Receiver operating characteristic curves and areas under the curve of sonographic parameters

ROC, receiver operating characteristic; CSA, cross-sectional area.

The flexor retinaculum thickness at the hook of the hamate was significantly different between the two groups, in agreement with the result reported by Bartolomé-Villar et al. This was a highly specific parameter for diagnosing CTS, with a cut-off value of 1.05 providing an AUC of 0.85. This result is equivalent to that of a previous report.

In the current study, we used color and power Doppler sonography to quantitatively study the intraneural vascularization at the carpal tunnel. None of controls had a vascular signal in the median nerve. We found vessels in only 20 (47.6%) CTS-diagnosed wrists, which is a lower proportion than that found by Vanderschueren et al. We also found a significant relationship between intraneural vascular flow in the median nerve and the severity of CTS based on the diagnostic electrophysiology findings and the BCTQ score. We therefore concluded that Doppler sonography may be a good diagnostic tool to detect CTS. However, further studies are needed to gain more insight into the diagnostic and prognostic value of the sonographically detected median intraneural vascular flow in patients with CTS.[33,34]

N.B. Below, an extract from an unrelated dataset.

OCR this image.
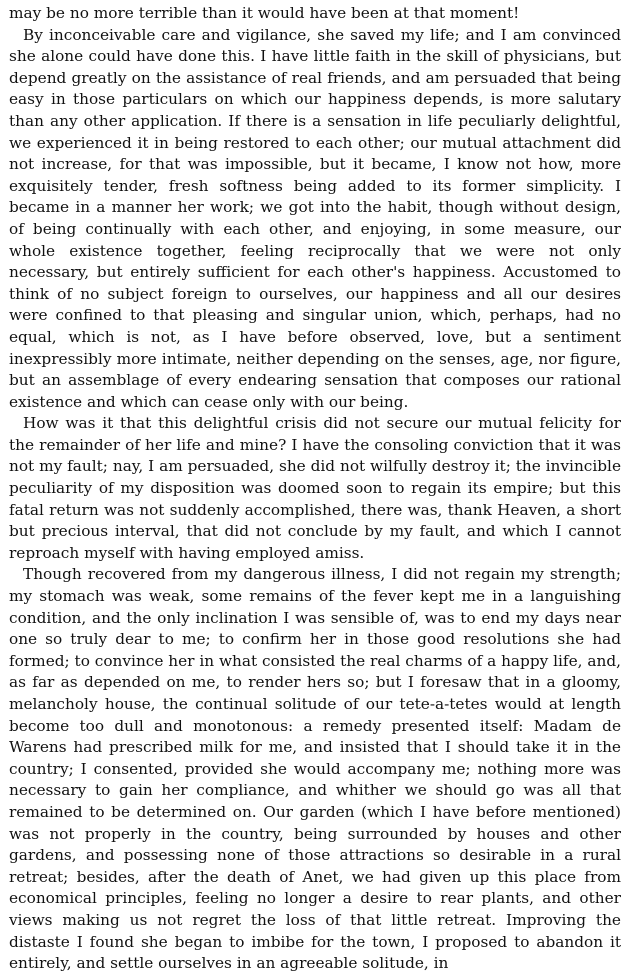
may be no more terrible than it would have been at that moment!

By inconceivable care and vigilance, she saved my life; and I am convinced she alone could have done this. I have little faith in the skill of physicians, but depend greatly on the assistance of real friends, and am persuaded that being easy in those particulars on which our happiness depends, is more salutary than any other application. If there is a sensation in life peculiarly delightful, we experienced it in being restored to each other; our mutual attachment did not increase, for that was impossible, but it became, I know not how, more exquisitely tender, fresh softness being added to its former simplicity. I became in a manner her work; we got into the habit, though without design, of being continually with each other, and enjoying, in some measure, our whole existence together, feeling reciprocally that we were not only necessary, but entirely sufficient for each other's happiness. Accustomed to think of no subject foreign to ourselves, our happiness and all our desires were confined to that pleasing and singular union, which, perhaps, had no equal, which is not, as I have before observed, love, but a sentiment inexpressibly more intimate, neither depending on the senses, age, nor figure, but an assemblage of every endearing sensation that composes our rational existence and which can cease only with our being.

How was it that this delightful crisis did not secure our mutual felicity for the remainder of her life and mine? I have the consoling conviction that it was not my fault; nay, I am persuaded, she did not wilfully destroy it; the invincible peculiarity of my disposition was doomed soon to regain its empire; but this fatal return was not suddenly accomplished, there was, thank Heaven, a short but precious interval, that did not conclude by my fault, and which I cannot reproach myself with having employed amiss.

Though recovered from my dangerous illness, I did not regain my strength; my stomach was weak, some remains of the fever kept me in a languishing condition, and the only inclination I was sensible of, was to end my days near one so truly dear to me; to confirm her in those good resolutions she had formed; to convince her in what consisted the real charms of a happy life, and, as far as depended on me, to render hers so; but I foresaw that in a gloomy, melancholy house, the continual solitude of our tete-a-tetes would at length become too dull and monotonous: a remedy presented itself: Madam de Warens had prescribed milk for me, and insisted that I should take it in the country; I consented, provided she would accompany me; nothing more was necessary to gain her compliance, and whither we should go was all that remained to be determined on. Our garden (which I have before mentioned) was not properly in the country, being surrounded by houses and other gardens, and possessing none of those attractions so desirable in a rural retreat; besides, after the death of Anet, we had given up this place from economical principles, feeling no longer a desire to rear plants, and other views making us not regret the loss of that little retreat. Improving the distaste I found she began to imbibe for the town, I proposed to abandon it entirely, and settle ourselves in an agreeable solitude, in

A limitation of this study is the relatively small number of patients. However, an obvious difference in the above-mentioned parameters was demonstrated between patients with CTS and controls. Another limitation is that only patients diagnosed by electrophysiological studies were included. Negative electrophysiological studies do not preclude the diagnosis of CTS because the cut-off values for abnormalities are variable. In addition, patients with a bifid median nerve were excluded from the study.

Conclusion

The most discriminatory parameters in the diagnosis of CTS are the CSA of the median nerve at the pisiform, ΔCSA, R-CSA of the median nerve at the pisiform and at the distal radioulnar joint, flexor retinaculum thickness, and intraneural vascularity score. We recommend using a median nerve CSA of ≥9.5 mm2 at the pisiform and a ΔCSA of ≥2.5 mm2 as the US diagnostic criteria for CTS and a median nerve CSA of >15.5 mm2 at the pisiform and a ΔCSA of ≥5.5 mm2 as the US markers of severe CTS in the Vietnamese population. Moreover, color and power Doppler US are promising tools for the future and may be helpful in detecting and diagnosing the severity of CTS.